At it's simplest this problem involves the students adding single digit numbers. However as the students work towards finding all possible solutions they are involved in reasoning with these numbers. They may also use an understanding of symmetry (reflective and rotational) to show that some answers are in fact the same.
In the diagram there are 6 circles arranged in the shape of an equilateral triangle. You are given the numbers 1 to 6. Put a different number in each circle. How many ways are there of doing this so that the sums of the numbers on each side of the triangle are the same?
- Introduce the problem to the class. Pose the problem as a game or puzzle.

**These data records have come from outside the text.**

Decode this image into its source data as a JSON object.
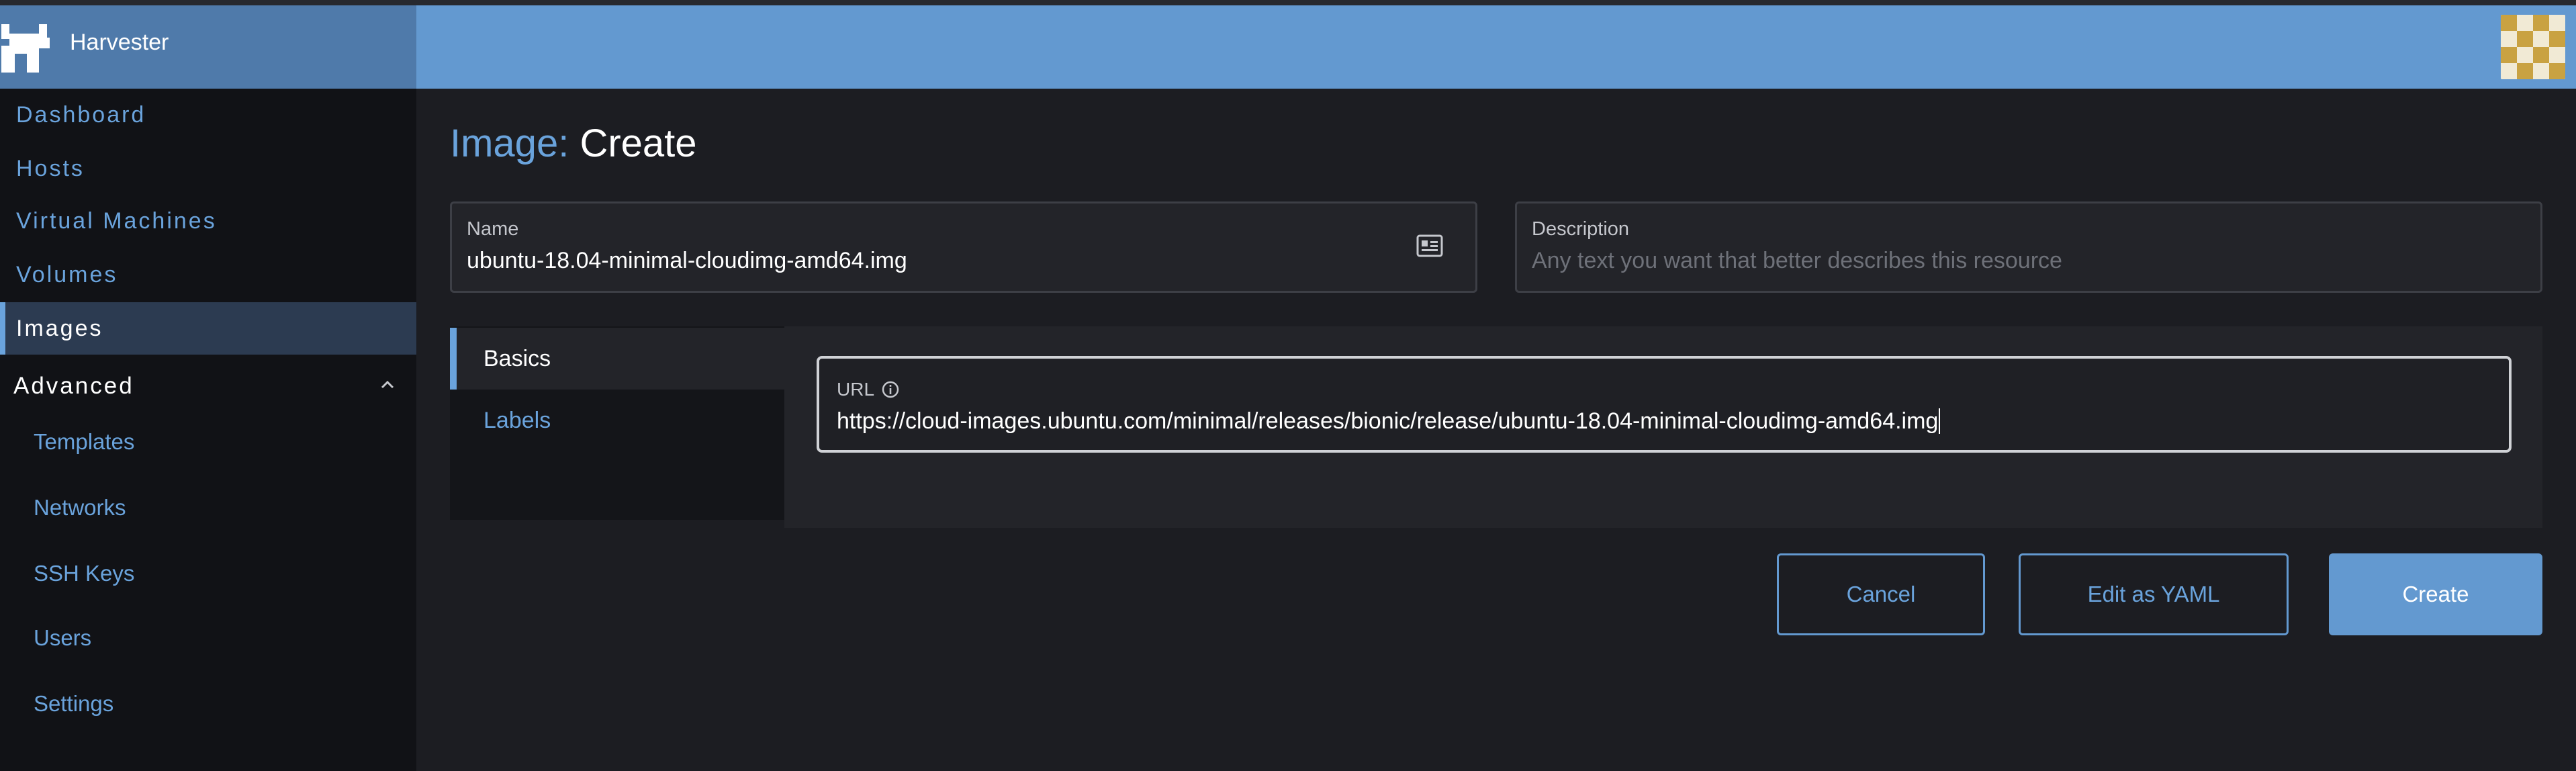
{
  "brand": {
    "name": "Harvester",
    "logo_icon": "harvester-logo-icon"
  },
  "header": {
    "avatar_icon": "user-avatar-icon"
  },
  "sidebar": {
    "items": [
      {
        "label": "Dashboard"
      },
      {
        "label": "Hosts"
      },
      {
        "label": "Virtual Machines"
      },
      {
        "label": "Volumes"
      },
      {
        "label": "Images"
      }
    ],
    "active_item": "Images",
    "group": {
      "label": "Advanced",
      "expanded": true,
      "items": [
        {
          "label": "Templates"
        },
        {
          "label": "Networks"
        },
        {
          "label": "SSH Keys"
        },
        {
          "label": "Users"
        },
        {
          "label": "Settings"
        }
      ]
    }
  },
  "page": {
    "title_prefix": "Image:",
    "title_action": "Create"
  },
  "form": {
    "name": {
      "label": "Name",
      "value": "ubuntu-18.04-minimal-cloudimg-amd64.img"
    },
    "description": {
      "label": "Description",
      "placeholder": "Any text you want that better describes this resource"
    },
    "tabs": [
      {
        "label": "Basics",
        "active": true
      },
      {
        "label": "Labels",
        "active": false
      }
    ],
    "url": {
      "label": "URL",
      "value": "https://cloud-images.ubuntu.com/minimal/releases/bionic/release/ubuntu-18.04-minimal-cloudimg-amd64.img"
    }
  },
  "actions": {
    "cancel_label": "Cancel",
    "yaml_label": "Edit as YAML",
    "create_label": "Create"
  },
  "colors": {
    "accent": "#6399d0",
    "link": "#6aa3dc",
    "sidebar_bg": "#111216",
    "main_bg": "#1c1d22"
  }
}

- Brainstorm ideas for approaching the problem and keeping track of answers. Have available the digit labels for those students who choose to move instead of write the digits.
- As the students work on the problem in pairs you may ask the following questions to extend their thinking:
What strategies helped you find the answer?
How can you use you knowledge about numbers here?
Are any of your answers similar – in what way? Are they different answers?
How did you know when you had the solution and could stop looking?
Can you think of a related problem to explore?
- Share answers – write them on the board as they are given. Discuss those answers that are reflections or rotations. Ask the students to explain their reasoning for why there are only 4 different answers.
Extension to the problem
What other six numbers can be used to make equal sums for each side?
The students will probably very quickly discover two things. One, that some answers can be obtained from others by reflecting or rotating the triangle. Two, that there are only four different ways to do this, subject to reflections and rotations.
The difficult part is to show that there are only four different answers. In order to do this you can first show that there are only four possible sums that lie between 9 and 12 inclusive. The reasons for this are (i) that 1 has to be somewhere; (ii) that the biggest sum that can be made using 1 is 1 + 5 + 6 = 12; and (iii) that 6 has to be somewhere; (iv) the smallest sum that can be made using 6 is 1 + 2 + 6 = 9. (This can be discovered in a number of other ways.)
So why is there only one arrangement with a sum of 9? How can you make up 9? There are only three ways: 1 + 2 + 6, 1 + 3 + 5, 2 + 3 + 4. These can then each be fitted into the three different sides. A similar argument can be used for sums of 10, 11, 12.
It’s important to try this last part so the students see how you can reason mathematically. How do you get to the bottom of something that appears quite complicated? You may want to do this as a whole class discussion.
The approach taken above is not the only way to do the problem. Explore the different methods that your students may suggest.